9. Bone Pain--I get a Neulasta shot to help boost my white blood cells to prevent infection.  This causes the bone marrow to expand, thus causing bone pain.  It hasn't been too bad lately, thanks to a tip from another HL victim.  I've been taking Claritin, and for whatever reason I have very little pain now.  Before, I wouldn't be able to sleep through the night because of the pain.

10. Skin Changes--My skin is drier.  It calluses more easily.  And now I'm striped.  The Bleomycin can cause discoloration, so anywhere I've scratched (mostly during chemo #1 when I was still experiencing the itching symptom) is darker than the rest of me.  

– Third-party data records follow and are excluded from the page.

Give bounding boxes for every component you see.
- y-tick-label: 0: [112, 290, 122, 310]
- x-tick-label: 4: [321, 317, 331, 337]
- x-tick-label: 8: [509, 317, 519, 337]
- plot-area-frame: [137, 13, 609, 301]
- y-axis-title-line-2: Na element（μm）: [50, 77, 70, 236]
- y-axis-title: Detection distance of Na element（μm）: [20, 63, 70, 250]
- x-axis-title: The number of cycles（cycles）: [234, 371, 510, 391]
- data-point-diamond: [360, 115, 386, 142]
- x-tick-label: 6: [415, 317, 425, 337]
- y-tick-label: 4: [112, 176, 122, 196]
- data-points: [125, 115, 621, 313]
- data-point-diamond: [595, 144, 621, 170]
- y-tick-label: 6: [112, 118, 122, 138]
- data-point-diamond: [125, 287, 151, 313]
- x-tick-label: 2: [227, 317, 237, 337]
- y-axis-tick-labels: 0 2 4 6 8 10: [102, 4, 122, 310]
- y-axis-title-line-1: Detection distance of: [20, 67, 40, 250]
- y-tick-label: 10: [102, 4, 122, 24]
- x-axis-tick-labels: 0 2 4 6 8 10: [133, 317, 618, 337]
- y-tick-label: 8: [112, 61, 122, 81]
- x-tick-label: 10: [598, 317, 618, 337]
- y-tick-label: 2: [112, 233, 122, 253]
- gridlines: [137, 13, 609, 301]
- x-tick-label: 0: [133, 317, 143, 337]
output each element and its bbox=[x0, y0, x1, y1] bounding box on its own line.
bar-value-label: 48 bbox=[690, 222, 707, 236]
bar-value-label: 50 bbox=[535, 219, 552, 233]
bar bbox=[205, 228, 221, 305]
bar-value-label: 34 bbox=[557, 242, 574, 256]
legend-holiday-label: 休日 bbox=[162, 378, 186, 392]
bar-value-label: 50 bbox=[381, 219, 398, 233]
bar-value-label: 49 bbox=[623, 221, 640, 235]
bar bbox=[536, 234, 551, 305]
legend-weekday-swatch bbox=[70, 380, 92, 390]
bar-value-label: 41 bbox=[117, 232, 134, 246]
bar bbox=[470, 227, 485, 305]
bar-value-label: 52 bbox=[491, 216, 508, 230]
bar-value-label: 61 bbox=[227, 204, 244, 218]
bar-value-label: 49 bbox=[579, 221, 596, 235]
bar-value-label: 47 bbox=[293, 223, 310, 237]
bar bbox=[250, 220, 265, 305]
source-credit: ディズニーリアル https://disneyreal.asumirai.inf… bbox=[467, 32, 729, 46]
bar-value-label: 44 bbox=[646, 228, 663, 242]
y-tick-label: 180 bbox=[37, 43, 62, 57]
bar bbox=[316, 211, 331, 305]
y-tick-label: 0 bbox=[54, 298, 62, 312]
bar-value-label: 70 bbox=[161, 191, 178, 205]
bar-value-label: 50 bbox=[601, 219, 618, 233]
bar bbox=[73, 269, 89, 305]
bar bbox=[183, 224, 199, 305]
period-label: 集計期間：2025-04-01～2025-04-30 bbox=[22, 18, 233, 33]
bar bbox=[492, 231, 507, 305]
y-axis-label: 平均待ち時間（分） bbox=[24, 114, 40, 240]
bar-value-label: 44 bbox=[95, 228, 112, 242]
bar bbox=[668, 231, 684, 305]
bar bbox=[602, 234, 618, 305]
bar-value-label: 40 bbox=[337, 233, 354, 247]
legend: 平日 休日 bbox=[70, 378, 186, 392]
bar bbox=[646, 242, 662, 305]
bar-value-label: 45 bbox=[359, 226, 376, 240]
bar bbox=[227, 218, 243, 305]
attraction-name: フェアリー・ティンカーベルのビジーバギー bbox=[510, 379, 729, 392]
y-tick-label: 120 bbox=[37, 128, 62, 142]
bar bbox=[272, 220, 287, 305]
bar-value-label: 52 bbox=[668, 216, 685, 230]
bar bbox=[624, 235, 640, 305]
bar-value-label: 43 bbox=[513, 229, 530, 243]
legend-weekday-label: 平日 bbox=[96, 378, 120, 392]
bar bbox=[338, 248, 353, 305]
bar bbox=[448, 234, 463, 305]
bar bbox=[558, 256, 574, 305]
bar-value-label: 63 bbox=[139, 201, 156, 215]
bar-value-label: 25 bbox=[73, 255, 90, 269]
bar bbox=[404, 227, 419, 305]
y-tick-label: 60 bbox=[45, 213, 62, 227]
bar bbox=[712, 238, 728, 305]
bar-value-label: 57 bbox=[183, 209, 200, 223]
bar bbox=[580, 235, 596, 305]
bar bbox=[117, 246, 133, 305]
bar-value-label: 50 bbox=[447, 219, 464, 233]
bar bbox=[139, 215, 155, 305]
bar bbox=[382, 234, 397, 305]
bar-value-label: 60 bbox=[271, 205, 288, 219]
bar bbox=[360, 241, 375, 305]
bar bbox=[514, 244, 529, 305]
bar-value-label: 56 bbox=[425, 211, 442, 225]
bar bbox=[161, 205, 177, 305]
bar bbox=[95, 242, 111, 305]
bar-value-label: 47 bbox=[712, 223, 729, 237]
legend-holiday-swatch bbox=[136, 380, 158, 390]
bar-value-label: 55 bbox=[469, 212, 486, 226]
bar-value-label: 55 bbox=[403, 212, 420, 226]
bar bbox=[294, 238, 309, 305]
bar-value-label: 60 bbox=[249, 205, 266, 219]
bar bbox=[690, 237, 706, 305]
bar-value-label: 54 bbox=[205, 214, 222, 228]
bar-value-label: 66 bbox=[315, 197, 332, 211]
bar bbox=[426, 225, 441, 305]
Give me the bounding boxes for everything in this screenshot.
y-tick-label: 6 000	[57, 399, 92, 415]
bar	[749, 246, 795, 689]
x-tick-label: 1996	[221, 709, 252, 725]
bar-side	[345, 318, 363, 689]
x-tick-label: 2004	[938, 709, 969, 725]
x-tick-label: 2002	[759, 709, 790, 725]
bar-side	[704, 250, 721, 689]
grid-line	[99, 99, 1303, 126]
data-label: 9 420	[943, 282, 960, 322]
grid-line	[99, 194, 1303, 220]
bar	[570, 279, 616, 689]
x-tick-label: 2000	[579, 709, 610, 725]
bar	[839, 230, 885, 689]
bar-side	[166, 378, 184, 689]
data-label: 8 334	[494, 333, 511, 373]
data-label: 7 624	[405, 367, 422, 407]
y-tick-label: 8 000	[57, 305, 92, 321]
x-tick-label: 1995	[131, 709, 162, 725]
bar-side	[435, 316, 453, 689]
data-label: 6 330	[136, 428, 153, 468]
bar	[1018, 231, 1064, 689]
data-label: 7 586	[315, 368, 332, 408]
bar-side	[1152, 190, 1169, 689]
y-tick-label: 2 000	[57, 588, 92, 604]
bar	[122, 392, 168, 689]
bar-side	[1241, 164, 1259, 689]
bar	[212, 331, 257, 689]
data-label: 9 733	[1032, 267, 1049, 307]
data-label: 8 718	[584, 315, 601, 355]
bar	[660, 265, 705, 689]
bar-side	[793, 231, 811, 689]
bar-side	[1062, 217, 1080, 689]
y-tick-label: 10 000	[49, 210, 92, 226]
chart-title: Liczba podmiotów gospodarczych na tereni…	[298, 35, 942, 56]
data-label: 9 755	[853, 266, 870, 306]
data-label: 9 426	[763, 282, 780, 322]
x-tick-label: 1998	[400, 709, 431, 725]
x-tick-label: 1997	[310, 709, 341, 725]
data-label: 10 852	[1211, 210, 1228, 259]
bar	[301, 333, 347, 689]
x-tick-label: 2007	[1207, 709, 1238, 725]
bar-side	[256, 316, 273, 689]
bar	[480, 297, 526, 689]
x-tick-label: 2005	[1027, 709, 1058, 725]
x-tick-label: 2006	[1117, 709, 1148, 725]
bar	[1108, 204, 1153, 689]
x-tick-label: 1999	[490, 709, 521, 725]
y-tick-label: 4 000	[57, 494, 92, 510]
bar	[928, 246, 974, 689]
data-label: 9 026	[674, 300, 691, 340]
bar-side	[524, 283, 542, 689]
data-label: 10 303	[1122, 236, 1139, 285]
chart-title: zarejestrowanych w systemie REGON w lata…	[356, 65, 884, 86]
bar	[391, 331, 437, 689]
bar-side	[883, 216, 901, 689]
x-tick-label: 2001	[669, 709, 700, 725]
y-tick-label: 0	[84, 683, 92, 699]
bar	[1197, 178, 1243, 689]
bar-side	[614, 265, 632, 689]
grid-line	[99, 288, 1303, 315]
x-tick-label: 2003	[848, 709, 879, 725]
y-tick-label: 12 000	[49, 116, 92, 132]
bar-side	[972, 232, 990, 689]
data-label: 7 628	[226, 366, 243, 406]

That's about it.  So when you ask how I'm doing and I tell you that "I'm fine", this is what I really mean.  <3

Wednesday, July 27, 2011

Fancy Fights Back


I was diagnosed today with Hodgkin's Lymphoma.  I will be sharing my story here along the way and hope to increase awareness in the process.  I work in health care and had no idea that the symptoms I have been experiencing pointed to cancer. 

*Itchy skin
*Night sweats
*Fevers
*Fatigue
*Weight loss

I thought everything was related to my chronic sinus problems/allergies, and didn't take action until the lymph nodes on my neck were noticeably "swollen".  The CT scan showed a mass in my chest, which explained my shortness of breath...I thought I was just out of shape!  Apparently this diagnosis is common among the 15-40 crowd.  While there is nothing you can do to prevent Hodgkin's Lymphoma, early detection is always a good thing.  

I'll update when I know more.  Thank you for all of the prayers!